The Chicxulub impact may, in fact, have been the lesser and earlier of a series of meteors and volcanic eruptions that pounded life on Earth for more than 500,000 years, say Princeton University paleontologist Gerta Keller and her collaborators Thierry Adatte from the University of Neuchatel, Switzerland, and Zsolt Berner and Doris Stueben from Karlsruhe University in Germany.
A final, much larger and still unidentified impact 65.5 million years ago appears to have been the last straw, exterminating two thirds of all species in one of the largest mass extinction events in the history of life. It's that impact - not Chicxulub - which left the famous extraterrestrial iridium layer found in rocks worldwide that marks the impact that finally ended the Age of Reptiles.
"The Chicxulub impact could not have caused the mass extinction," says Princeton University paleontologist Gerta Keller, "because this impact predates the mass extinction and apparently didn't cause any extinctions."
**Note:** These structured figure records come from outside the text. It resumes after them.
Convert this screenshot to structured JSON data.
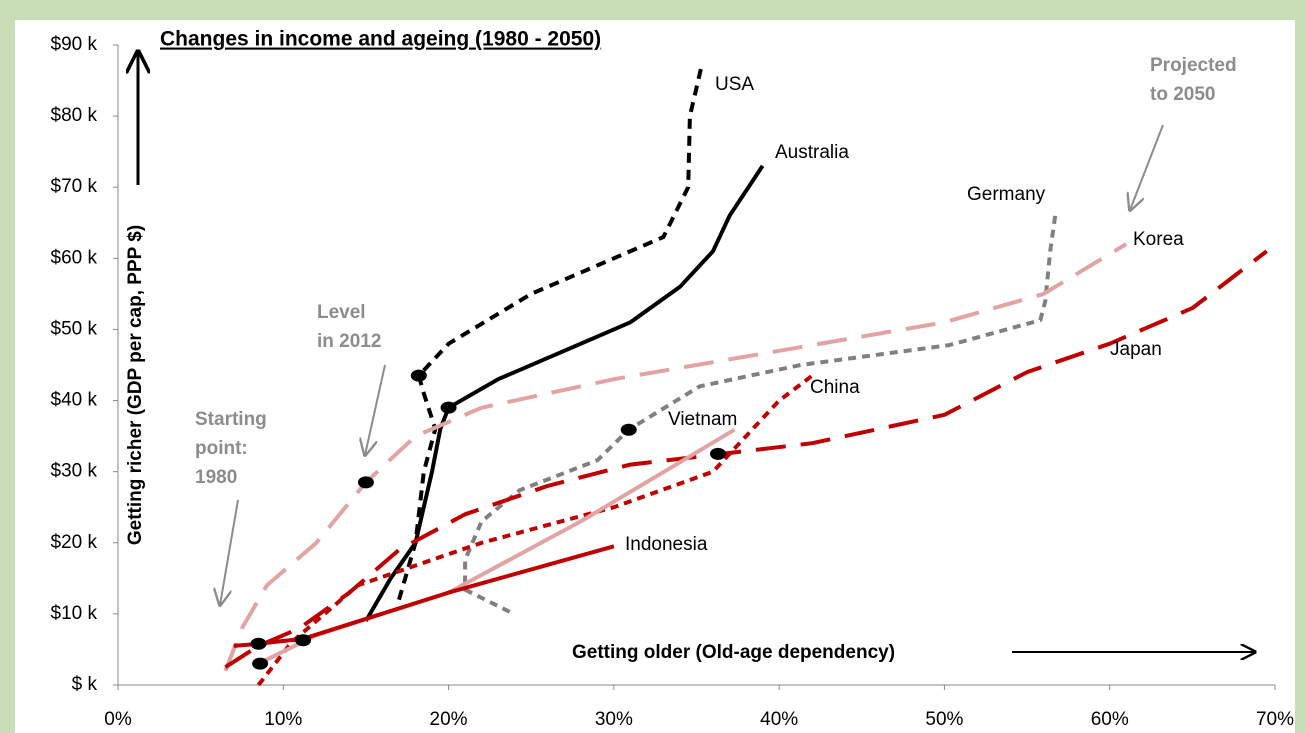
{
  "chart_data": {
    "type": "line",
    "title": "Changes in income and ageing (1980 - 2050)",
    "x_label": "Getting older (Old-age dependency)",
    "y_label": "Getting richer (GDP per cap, PPP $)",
    "xlim": [
      0,
      70
    ],
    "ylim": [
      0,
      90
    ],
    "xticks": [
      {
        "value": 0,
        "label": "0%"
      },
      {
        "value": 10,
        "label": "10%"
      },
      {
        "value": 20,
        "label": "20%"
      },
      {
        "value": 30,
        "label": "30%"
      },
      {
        "value": 40,
        "label": "40%"
      },
      {
        "value": 50,
        "label": "50%"
      },
      {
        "value": 60,
        "label": "60%"
      },
      {
        "value": 70,
        "label": "70%"
      }
    ],
    "yticks": [
      {
        "value": 0,
        "label": "$ k"
      },
      {
        "value": 10,
        "label": "$10 k"
      },
      {
        "value": 20,
        "label": "$20 k"
      },
      {
        "value": 30,
        "label": "$30 k"
      },
      {
        "value": 40,
        "label": "$40 k"
      },
      {
        "value": 50,
        "label": "$50 k"
      },
      {
        "value": 60,
        "label": "$60 k"
      },
      {
        "value": 70,
        "label": "$70 k"
      },
      {
        "value": 80,
        "label": "$80 k"
      },
      {
        "value": 90,
        "label": "$90 k"
      }
    ],
    "series": [
      {
        "name": "USA",
        "color": "#000000",
        "dash": "10,7",
        "x": [
          17,
          18,
          18.5,
          19.2,
          18.5,
          18.2,
          20,
          25,
          30,
          33,
          34.5,
          34.6,
          35.3
        ],
        "y": [
          12,
          20,
          30,
          36,
          41,
          43.5,
          48,
          55,
          60,
          63,
          70,
          80,
          87
        ]
      },
      {
        "name": "Australia",
        "color": "#000000",
        "dash": "none",
        "x": [
          15,
          16.5,
          18,
          19,
          19.5,
          20,
          23,
          27,
          31,
          34,
          36,
          37,
          39
        ],
        "y": [
          9,
          15,
          20,
          30,
          36,
          39,
          43,
          47,
          51,
          56,
          61,
          66,
          73
        ]
      },
      {
        "name": "Germany",
        "color": "#808080",
        "dash": "8,6",
        "x": [
          23.7,
          21,
          21,
          22,
          24.3,
          29,
          30.9,
          35.2,
          41.3,
          50.3,
          55.8,
          56.1,
          56.4,
          56.7
        ],
        "y": [
          10.3,
          13.4,
          17.6,
          23,
          27.4,
          31.6,
          35.9,
          42,
          45,
          47.8,
          51.3,
          54,
          61,
          66
        ]
      },
      {
        "name": "Korea",
        "color": "#e3a3a3",
        "dash": "30,15",
        "x": [
          6.5,
          7.5,
          9,
          12,
          15,
          18,
          22,
          30,
          40,
          50,
          56,
          61
        ],
        "y": [
          2,
          8,
          14,
          20,
          28.5,
          35,
          39,
          43,
          47,
          51,
          55,
          62
        ]
      },
      {
        "name": "Japan",
        "color": "#c00000",
        "dash": "30,15",
        "x": [
          6.5,
          8.5,
          11,
          14,
          17,
          21,
          26,
          31,
          36.5,
          42,
          50,
          55,
          60,
          65,
          69.5
        ],
        "y": [
          2.5,
          5.5,
          8,
          13,
          19,
          24,
          28,
          31,
          32.5,
          34,
          38,
          44,
          48,
          53,
          61
        ]
      },
      {
        "name": "China",
        "color": "#c00000",
        "dash": "8,6",
        "x": [
          8.5,
          10.5,
          12,
          14.5,
          17,
          22,
          30,
          36,
          38,
          40,
          42
        ],
        "y": [
          0,
          6,
          9,
          14,
          16,
          20,
          25,
          30,
          35,
          40,
          43.5
        ]
      },
      {
        "name": "Vietnam",
        "color": "#e3a3a3",
        "dash": "none",
        "x": [
          8.5,
          12,
          20,
          28,
          37.3
        ],
        "y": [
          3,
          7,
          13,
          23,
          35.9
        ]
      },
      {
        "name": "Indonesia",
        "color": "#c00000",
        "dash": "none",
        "x": [
          7,
          8.5,
          11.2,
          20,
          30
        ],
        "y": [
          5.5,
          5.8,
          6.5,
          13,
          19.5
        ]
      }
    ],
    "markers": {
      "x": [
        8.5,
        8.6,
        11.2,
        15,
        18.2,
        20,
        30.9,
        36.3
      ],
      "y": [
        5.8,
        3,
        6.3,
        28.5,
        43.5,
        39,
        35.9,
        32.5
      ]
    },
    "annotations": [
      {
        "lines": [
          "Starting",
          "point:",
          "1980"
        ]
      },
      {
        "lines": [
          "Level",
          "in 2012"
        ]
      },
      {
        "lines": [
          "Projected",
          "to 2050"
        ]
      }
    ]
  }
}
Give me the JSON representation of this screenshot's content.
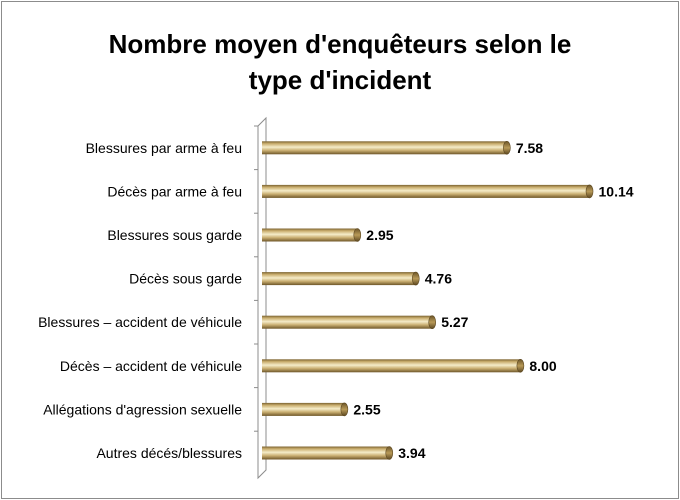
{
  "chart_data": {
    "type": "bar",
    "orientation": "horizontal",
    "title_line1": "Nombre moyen d'enquêteurs selon le",
    "title_line2": "type d'incident",
    "categories": [
      "Blessures par arme à feu",
      "Décès par arme à feu",
      "Blessures sous garde",
      "Décès sous garde",
      "Blessures – accident de véhicule",
      "Décès – accident de véhicule",
      "Allégations d'agression sexuelle",
      "Autres décés/blessures"
    ],
    "values": [
      7.58,
      10.14,
      2.95,
      4.76,
      5.27,
      8.0,
      2.55,
      3.94
    ],
    "value_labels": [
      "7.58",
      "10.14",
      "2.95",
      "4.76",
      "5.27",
      "8.00",
      "2.55",
      "3.94"
    ],
    "xlim": [
      0,
      10.14
    ],
    "grid": false,
    "legend": "none",
    "colors": {
      "bar_light": "#f3e6bd",
      "bar_mid": "#c9ad6d",
      "bar_dark": "#7a6230",
      "axis": "#8c8c8c"
    }
  }
}
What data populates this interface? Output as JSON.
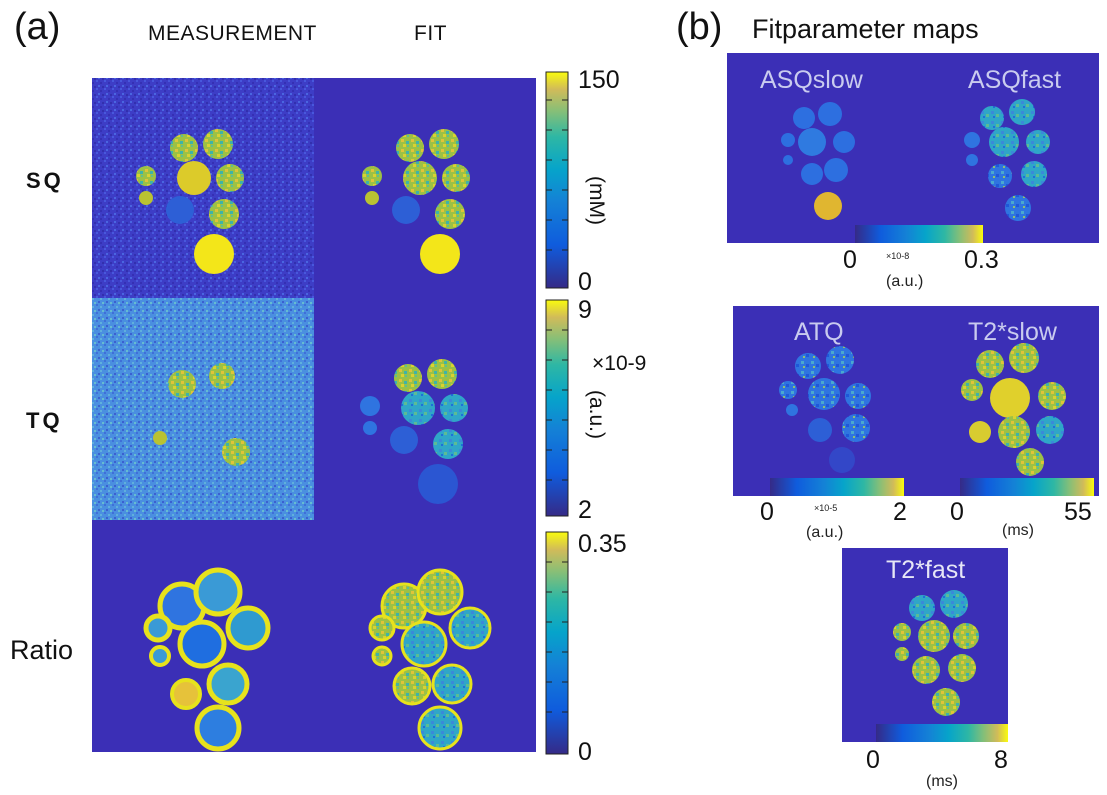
{
  "panel_a": {
    "label": "(a)",
    "columns": [
      "MEASUREMENT",
      "FIT"
    ],
    "rows": [
      "SQ",
      "TQ",
      "Ratio"
    ],
    "colorbars": [
      {
        "max": "150",
        "min": "0",
        "unit": "(mM)",
        "exp": ""
      },
      {
        "max": "9",
        "min": "2",
        "unit": "(a.u.)",
        "exp": "×10-9"
      },
      {
        "max": "0.35",
        "min": "0",
        "unit": "",
        "exp": ""
      }
    ]
  },
  "panel_b": {
    "label": "(b)",
    "title": "Fitparameter maps",
    "maps": [
      {
        "title": "ASQslow"
      },
      {
        "title": "ASQfast"
      },
      {
        "title": "ATQ"
      },
      {
        "title": "T2*slow"
      },
      {
        "title": "T2*fast"
      }
    ],
    "colorbars": [
      {
        "min": "0",
        "max": "0.3",
        "exp": "×10-8",
        "unit": "(a.u.)"
      },
      {
        "min": "0",
        "max": "2",
        "exp": "×10-5",
        "unit": "(a.u.)"
      },
      {
        "min": "0",
        "max": "55",
        "exp": "",
        "unit": "(ms)"
      },
      {
        "min": "0",
        "max": "8",
        "exp": "",
        "unit": "(ms)"
      }
    ]
  },
  "colors": {
    "background": "#3b2fb6",
    "noise": "#3f47cf",
    "noise_tq": "#4896e0",
    "phantom_mid": "#4f9ed8",
    "phantom_high": "#b9c232",
    "phantom_max": "#f3e619"
  }
}
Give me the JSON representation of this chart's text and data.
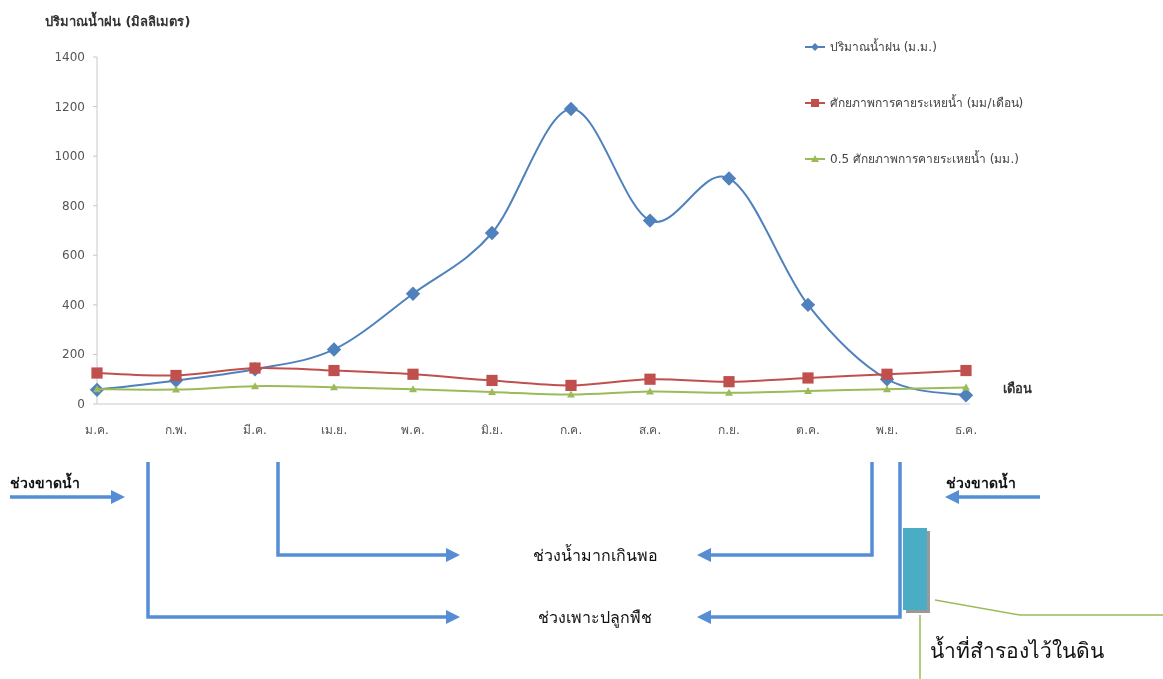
{
  "chart_data": {
    "type": "line",
    "ylabel": "ปริมาณน้ำฝน (มิลลิเมตร)",
    "xlabel": "เดือน",
    "categories": [
      "ม.ค.",
      "ก.พ.",
      "มี.ค.",
      "เม.ย.",
      "พ.ค.",
      "มิ.ย.",
      "ก.ค.",
      "ส.ค.",
      "ก.ย.",
      "ต.ค.",
      "พ.ย.",
      "ธ.ค."
    ],
    "series": [
      {
        "name": "ปริมาณน้ำฝน (ม.ม.)",
        "color": "#4f81bd",
        "marker": "diamond",
        "values": [
          57,
          95,
          140,
          220,
          445,
          690,
          1190,
          740,
          910,
          400,
          100,
          35
        ]
      },
      {
        "name": "ศักยภาพการคายระเหยน้ำ (มม/เดือน)",
        "color": "#c0504d",
        "marker": "square",
        "values": [
          125,
          115,
          145,
          135,
          120,
          95,
          75,
          100,
          90,
          105,
          120,
          135
        ]
      },
      {
        "name": "0.5 ศักยภาพการคายระเหยน้ำ (มม.)",
        "color": "#9bbb59",
        "marker": "triangle",
        "values": [
          60,
          58,
          72,
          68,
          60,
          48,
          38,
          50,
          45,
          52,
          60,
          67
        ]
      }
    ],
    "ylim": [
      0,
      1400
    ],
    "yticks": [
      0,
      200,
      400,
      600,
      800,
      1000,
      1200,
      1400
    ],
    "grid": false,
    "legend": "top right",
    "annotations": [
      "ช่วงขาดน้ำ",
      "ช่วงขาดน้ำ",
      "ช่วงน้ำมากเกินพอ",
      "ช่วงเพาะปลูกพืช",
      "น้ำที่สำรองไว้ในดิน"
    ]
  }
}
Keller presented that evidence at the Annual Meeting of the Geological Society of America in Philadelpha. The results of her research, which was funded by the National Science Foundation, was discussed in two technical sessions and a public lecture sponsored by the Philadelphia Geological Survey.
Marine sediments drilled from the Chicxulub crater itself, as well as from a site in Texas along the Brazos River, and from outcrops in northeastern Mexico reveal that Chicxulub hit Earth 300,000 years before the mass extinction. Small marine animal microfossils were left virtually unscathed, says Keller.